In a large bowl, combine lukewarm milk, lukewarm water, and sugar. Sprinkle the yeast over the liquid and stir to dissolve. Let it sit for about 5-10 minutes until it becomes frothy.

Mix the Dough:
In another bowl, combine the flour and salt. Make a well in the center and pour in the yeast mixture and olive oil. Mix until a dough forms. Knead the dough on a floured surface for about 8-10 minutes, until it becomes smooth and elastic. Place the dough in an oiled bowl, cover it with a clean cloth, and let it rise in a warm place for 1-1.5 hours, or until doubled in size.

Prepare the Cheese Filling:
While the dough rises, mix the cream cheese, grated mozzarella, garlic powder, dried oregano, salt, and pepper in a bowl until smooth and well combined. Set aside.
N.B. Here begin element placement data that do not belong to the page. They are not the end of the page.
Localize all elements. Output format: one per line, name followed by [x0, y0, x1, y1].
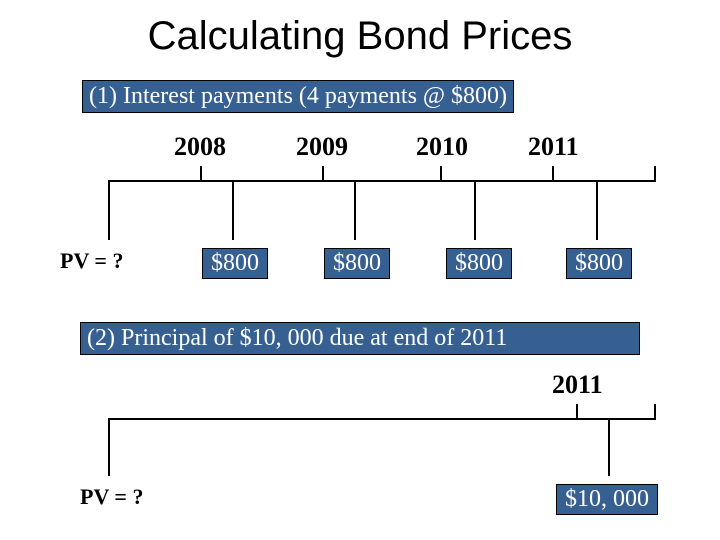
timeline1-tick-end: [654, 166, 656, 180]
timeline2-tick-year: [576, 404, 578, 418]
amount-1-3: $800: [566, 248, 632, 279]
year-2009: 2009: [296, 132, 348, 162]
timeline1-tick-1b: [354, 180, 356, 240]
timeline1-tick-3b: [596, 180, 598, 240]
pv-label-1: PV = ?: [60, 248, 123, 274]
amount-1-0: $800: [202, 248, 268, 279]
timeline1-tick-0: [200, 166, 202, 180]
timeline2-tick-pv: [108, 418, 110, 476]
year2-2011: 2011: [552, 370, 603, 400]
timeline1-tick-3: [552, 166, 554, 180]
amount-1-1: $800: [324, 248, 390, 279]
year-2008: 2008: [174, 132, 226, 162]
timeline1-tick-1: [322, 166, 324, 180]
timeline2-tick-endcap: [654, 404, 656, 418]
timeline1-tick-0b: [232, 180, 234, 240]
timeline1-tick-pv: [108, 180, 110, 240]
section1-banner: (1) Interest payments (4 payments @ $800…: [82, 80, 514, 113]
timeline2-tick-end: [608, 418, 610, 476]
page-title: Calculating Bond Prices: [0, 0, 720, 59]
amount-1-2: $800: [446, 248, 512, 279]
section2-banner: (2) Principal of $10, 000 due at end of …: [80, 322, 640, 355]
timeline1-tick-2: [440, 166, 442, 180]
year-2011: 2011: [528, 132, 579, 162]
timeline1-hline: [108, 180, 656, 182]
amount-2: $10, 000: [556, 484, 658, 515]
timeline2-hline: [108, 418, 656, 420]
year-2010: 2010: [416, 132, 468, 162]
timeline1-tick-2b: [474, 180, 476, 240]
pv-label-2: PV = ?: [80, 484, 143, 510]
Make the Herb Tomato Glaze:
In a small saucepan, combine tomato sauce, olive oil, dried basil, garlic powder, salt, sugar, and red pepper flakes (if using). Bring to a simmer and cook for 5-7 minutes, stirring occasionally. Once it thickens slightly, remove from heat.

Shape the Bread Boats:
Once the dough has risen, punch it down and divide it into 8 equal portions. Roll each portion into a ball, then flatten each ball into an oval shape. Carefully fold up the edges to create a boat shape, leaving the center hollow.

Stuff with Cheese:
Spoon the cheese mixture into the center of each dough boat, spreading it evenly.

Bake:
Preheat the oven to 375°F (190°C). Place the cheese-stuffed bread boats on a parchment-lined baking sheet. Bake for 15-18 minutes, or until the bread is golden and the cheese is bubbly and melted.

Glaze the Boats:
Once the bread boats are out of the oven, immediately brush them with the herb tomato glaze while they are still hot, allowing the glaze to soak in.

Serve:
Serve warm as a savory snack or appetizer. These cheese-stuffed bread boats are best enjoyed fresh but can be reheated for later enjoyment.